I’ve set this whole thing up so we’re hostages to each other.  It doesn’t make us happy, but it does get us there.

I wish I wasn’t so smart about my laziness.


Do I feel any different?  Not really.

I want to say that yes, I’m filled with vibrancy and pep, and that everyone notices how much more hale I look, but this is subtle stuff; it’s how I stand, how I walk, how I breathe.  When I jogged, every day I could say, “Hey, I did another quarter of a block” and then I’d jog everywhere and whoo, look how in shape I am.
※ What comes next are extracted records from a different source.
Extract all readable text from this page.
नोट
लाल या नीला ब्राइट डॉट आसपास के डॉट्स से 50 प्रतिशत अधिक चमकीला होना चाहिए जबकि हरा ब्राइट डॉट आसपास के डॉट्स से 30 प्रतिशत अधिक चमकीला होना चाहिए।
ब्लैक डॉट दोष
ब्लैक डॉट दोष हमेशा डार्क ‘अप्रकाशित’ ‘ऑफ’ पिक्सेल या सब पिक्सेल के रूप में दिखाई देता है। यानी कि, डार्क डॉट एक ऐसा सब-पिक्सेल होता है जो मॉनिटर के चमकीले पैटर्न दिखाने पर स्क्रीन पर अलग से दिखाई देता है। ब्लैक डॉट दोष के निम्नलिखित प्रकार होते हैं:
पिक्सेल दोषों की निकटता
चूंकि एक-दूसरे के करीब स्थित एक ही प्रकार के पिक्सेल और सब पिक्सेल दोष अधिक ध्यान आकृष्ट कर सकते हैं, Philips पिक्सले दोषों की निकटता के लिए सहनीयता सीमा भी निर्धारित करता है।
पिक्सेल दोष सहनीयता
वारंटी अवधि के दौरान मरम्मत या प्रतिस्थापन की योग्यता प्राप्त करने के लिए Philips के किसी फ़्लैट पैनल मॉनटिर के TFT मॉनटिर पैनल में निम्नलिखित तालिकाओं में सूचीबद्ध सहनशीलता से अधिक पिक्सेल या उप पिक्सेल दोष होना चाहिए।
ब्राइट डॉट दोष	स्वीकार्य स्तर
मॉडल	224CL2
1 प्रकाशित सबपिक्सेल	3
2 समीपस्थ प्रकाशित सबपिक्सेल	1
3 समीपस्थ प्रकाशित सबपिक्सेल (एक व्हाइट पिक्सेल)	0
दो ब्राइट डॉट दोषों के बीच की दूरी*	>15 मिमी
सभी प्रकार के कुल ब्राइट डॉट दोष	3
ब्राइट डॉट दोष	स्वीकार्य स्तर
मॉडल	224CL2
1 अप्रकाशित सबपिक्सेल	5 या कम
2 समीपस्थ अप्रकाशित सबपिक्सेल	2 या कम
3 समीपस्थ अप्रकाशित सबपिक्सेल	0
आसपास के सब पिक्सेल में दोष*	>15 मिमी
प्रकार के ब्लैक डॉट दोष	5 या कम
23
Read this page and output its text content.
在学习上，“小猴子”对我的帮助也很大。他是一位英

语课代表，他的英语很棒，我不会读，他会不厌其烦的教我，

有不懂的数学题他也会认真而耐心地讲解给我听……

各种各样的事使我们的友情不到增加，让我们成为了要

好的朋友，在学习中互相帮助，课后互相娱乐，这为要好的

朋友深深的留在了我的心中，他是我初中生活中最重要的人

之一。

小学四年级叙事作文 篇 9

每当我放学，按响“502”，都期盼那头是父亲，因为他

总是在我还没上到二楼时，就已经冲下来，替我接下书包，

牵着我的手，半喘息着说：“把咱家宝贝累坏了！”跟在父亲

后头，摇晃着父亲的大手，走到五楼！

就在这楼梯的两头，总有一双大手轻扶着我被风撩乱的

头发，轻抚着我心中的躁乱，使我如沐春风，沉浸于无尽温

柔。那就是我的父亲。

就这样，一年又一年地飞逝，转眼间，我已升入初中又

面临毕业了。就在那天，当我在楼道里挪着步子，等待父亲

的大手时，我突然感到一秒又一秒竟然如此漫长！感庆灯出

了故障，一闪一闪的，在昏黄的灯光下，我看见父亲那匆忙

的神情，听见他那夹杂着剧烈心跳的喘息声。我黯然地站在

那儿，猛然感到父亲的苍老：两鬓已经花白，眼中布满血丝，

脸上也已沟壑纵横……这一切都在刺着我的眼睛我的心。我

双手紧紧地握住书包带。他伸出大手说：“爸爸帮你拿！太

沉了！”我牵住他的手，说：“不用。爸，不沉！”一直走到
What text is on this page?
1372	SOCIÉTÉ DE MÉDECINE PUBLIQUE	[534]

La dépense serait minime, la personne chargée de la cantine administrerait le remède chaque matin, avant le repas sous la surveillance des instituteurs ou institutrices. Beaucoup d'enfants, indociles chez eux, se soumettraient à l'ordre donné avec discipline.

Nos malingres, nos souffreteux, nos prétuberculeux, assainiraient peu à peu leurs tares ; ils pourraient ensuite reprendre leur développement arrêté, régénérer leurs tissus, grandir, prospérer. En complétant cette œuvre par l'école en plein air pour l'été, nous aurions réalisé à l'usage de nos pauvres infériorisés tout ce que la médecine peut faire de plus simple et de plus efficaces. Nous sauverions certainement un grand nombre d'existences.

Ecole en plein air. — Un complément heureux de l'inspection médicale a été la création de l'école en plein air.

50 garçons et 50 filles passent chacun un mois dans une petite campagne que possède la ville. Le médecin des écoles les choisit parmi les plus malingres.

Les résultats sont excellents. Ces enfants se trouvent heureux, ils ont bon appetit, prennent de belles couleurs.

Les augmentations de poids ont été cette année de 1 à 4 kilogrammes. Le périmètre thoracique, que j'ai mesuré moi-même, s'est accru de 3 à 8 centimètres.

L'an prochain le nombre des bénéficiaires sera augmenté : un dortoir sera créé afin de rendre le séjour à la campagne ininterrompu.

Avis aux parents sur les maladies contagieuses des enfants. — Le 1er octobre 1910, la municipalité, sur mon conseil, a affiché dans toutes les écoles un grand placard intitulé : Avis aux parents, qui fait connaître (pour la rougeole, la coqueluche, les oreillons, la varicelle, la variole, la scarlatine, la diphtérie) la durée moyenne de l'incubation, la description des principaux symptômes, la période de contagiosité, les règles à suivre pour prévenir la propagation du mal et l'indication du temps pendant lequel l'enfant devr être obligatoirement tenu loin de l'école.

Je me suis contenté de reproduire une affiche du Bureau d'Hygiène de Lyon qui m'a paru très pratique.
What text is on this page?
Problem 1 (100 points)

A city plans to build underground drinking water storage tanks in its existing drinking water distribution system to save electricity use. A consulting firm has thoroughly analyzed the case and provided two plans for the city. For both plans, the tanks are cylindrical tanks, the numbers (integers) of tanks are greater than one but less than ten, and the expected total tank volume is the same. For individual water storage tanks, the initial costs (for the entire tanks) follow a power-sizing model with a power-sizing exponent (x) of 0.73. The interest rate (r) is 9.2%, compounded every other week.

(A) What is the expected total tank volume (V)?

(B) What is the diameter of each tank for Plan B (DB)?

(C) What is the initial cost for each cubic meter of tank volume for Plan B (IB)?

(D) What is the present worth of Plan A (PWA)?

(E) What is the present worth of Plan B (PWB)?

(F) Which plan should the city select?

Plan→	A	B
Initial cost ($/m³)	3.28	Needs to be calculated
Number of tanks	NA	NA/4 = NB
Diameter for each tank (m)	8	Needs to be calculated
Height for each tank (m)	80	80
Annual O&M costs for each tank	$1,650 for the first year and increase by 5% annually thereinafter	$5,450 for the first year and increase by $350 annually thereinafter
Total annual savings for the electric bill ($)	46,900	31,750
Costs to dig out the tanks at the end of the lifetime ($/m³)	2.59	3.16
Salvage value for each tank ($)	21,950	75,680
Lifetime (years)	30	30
This is a sweaty, cardio workout.  My heart pounds.  But it’s entirely core work. I joke that one day I’ll find a child trapped underneath a car and the only way I can shift the car is with my freshly-swole shoulderblade muscles, but that’s not happening.

I’m not out of breath much.  But I’m also not feeling like super athlete, either.  Which is, in a sense, good; this feels more like life instead of some weird aberration – The Summer I Could Jog For Five Kilometers.

But I do wish I could point to something a little more impressive for strangers.  As it is, asking people, Did you see me get off that couch? is asking a bit much of my guests.


We signed up for three months of personal training to see what effect it had upon our lives.

At this point, Gini and I are in firm agreement: Let’s try it for another three months.

If it’s a lifestyle, it’ll be an expensive one.  But as I’ve mused in the past: if we take all the cash we spent on going out to eat and spent it on getting healthy, would that be so bad?

It’s a process.  We’ll see how it goes.